Wolfsnews

News vom 14.09.2017
Wolf in Zimmerwald/BE: Das Verhalten von Wölfen gegenüber Menschen
In Zimmerwald nahe der Stadt Bern wurde am 13. September ein Wolf durch die kantonale Wildhut gesehen. Da dies Tier keine Scheu, aber auch keine Aggression zeigte, hat die Wildhut einen Warnschuss abgegeben und das Tier so vertrieben.

Ob Wölfe gegenüber Menschen scheu reagieren und sich umgehend zurückziehen bzw. gar nicht erst sehen lassen, hängt von der Situation ab. Einerseits ist dies davon abhängig, um welches Tier es sich handelt und was dieses bereits für Erfahrungen mit Menschen gesammelt hat. Andererseits ist die Situation vor Ort mit entscheidend. Da es in der Umgebung von Zimmerwald keine territorialen Wolfsvorkommen gibt und sich zu dieser Jahreszeit Jährlingswölfe auf Wanderschaft befinden, kann davon ausgegangen werden, dass es sich beim gesichteten Wolf um ein wanderndes Jungtier handelt. Jungwölfe sind oft neugieriger und unvorsichtiger gegenüber Menschen als Altwölfe, da sie weniger oder noch keine negativen Erfahrungen mit ihnen gemacht haben. Das Verhalten des gesichteten Tieres entspricht also dem normalen Verhalten solcher Jungwölfe. Eine Gefahr für Menschen geht von solchen Tieren nicht aus.

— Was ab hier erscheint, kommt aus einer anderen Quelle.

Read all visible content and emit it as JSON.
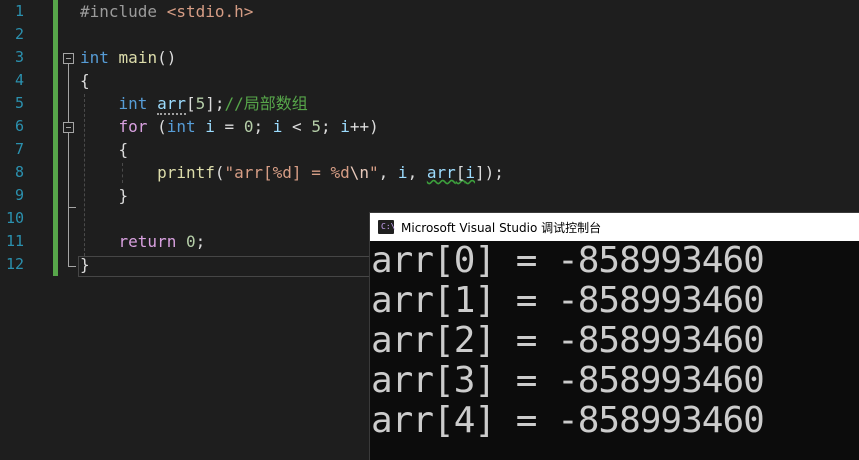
{
  "editor": {
    "line_numbers": [
      "1",
      "2",
      "3",
      "4",
      "5",
      "6",
      "7",
      "8",
      "9",
      "10",
      "11",
      "12"
    ],
    "line1": {
      "directive": "#include",
      "header": "<stdio.h>"
    },
    "line3": {
      "kw_int": "int",
      "fn_main": "main",
      "parens": "()"
    },
    "line4": {
      "brace": "{"
    },
    "line5": {
      "kw_int": "int",
      "var": "arr",
      "bracket": "[",
      "num": "5",
      "tail": "];",
      "comment": "//局部数组"
    },
    "line6": {
      "kw_for": "for",
      "paren": "(",
      "kw_int": "int",
      "var_i": "i",
      "eq": "=",
      "zero": "0",
      "semi1": ";",
      "var_i2": "i",
      "lt": "<",
      "five": "5",
      "semi2": ";",
      "var_i3": "i",
      "inc": "++)"
    },
    "line7": {
      "brace": "{"
    },
    "line8": {
      "fn": "printf",
      "paren": "(",
      "str1": "\"arr[%d] = %d",
      "esc": "\\n",
      "str2": "\"",
      "comma1": ",",
      "var_i": "i",
      "comma2": ",",
      "var_arr": "arr",
      "bracket_open": "[",
      "var_i2": "i",
      "bracket_close": "]",
      "tail": ");"
    },
    "line9": {
      "brace": "}"
    },
    "line11": {
      "kw_return": "return",
      "zero": "0",
      "semi": ";"
    },
    "line12": {
      "brace": "}"
    }
  },
  "console": {
    "icon": "console-app-icon",
    "icon_text": "C:\\",
    "title": "Microsoft Visual Studio 调试控制台",
    "output": [
      "arr[0] = -858993460",
      "arr[1] = -858993460",
      "arr[2] = -858993460",
      "arr[3] = -858993460",
      "arr[4] = -858993460"
    ]
  },
  "colors": {
    "background": "#1e1e1e",
    "keyword": "#569cd6",
    "function": "#dcdcaa",
    "comment": "#57a64a",
    "string": "#d69d85",
    "line_number": "#2b91af",
    "change_bar": "#57a64a",
    "console_bg": "#0c0c0c"
  }
}
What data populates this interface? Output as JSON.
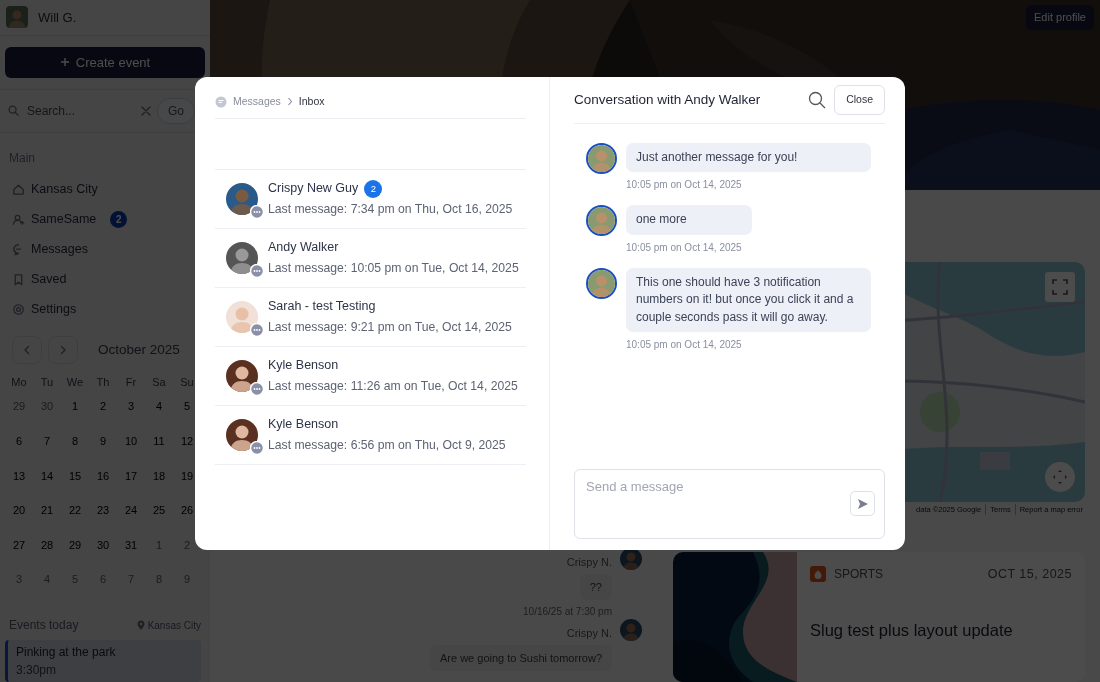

Mit der Abgabe eines Warnschusses hat die Wildhut richtig reagiert. Jungwölfe können nur durch negative Erfahrungen lernen, Distanz gegenüber Menschen zu halten. Weder Nichtstun, noch Abschüsse ermöglichen diesen Wölfen den gewünschten Lerneffekt. Die Abgabe eines Warnschusses durch die fachkundige Wildhut hingegen wird dem Wolf ein negatives Erlebnis in Menschennähe zugefügt haben. Die Abgabe von Warnschüssen ist eine geeignete Methode zur Vergrämung von Wölfen, darf jedoch nur von dazu befugten Personen durchgeführt werden.

Eine Gefahr für Menschen geht nur von Wölfen aus, die entweder an der Tollwut erkrankt sind (diese Krankheit ist in der Schweiz ausgerottet), die keinerlei natürliche Beute mehr haben (die Wildbestände in der Schweiz verhindern diese Situation vollständig) oder die zuvor aktiv und wiederholt durch Menschen gefüttert wurden. Letzteres kann verhindert werden, in dem Wölfe weder aktiv noch passiv gefüttert werden und in dem mögliche Nahrungsquellen in Siedlungsnähe eliminiert werden. Es gibt keine Indizien für die Präsenz von angefütterten Wölfen in der Schweiz. Deshalb geht von den Wölfen in der Schweiz für Menschen keinerlei Gefahr aus.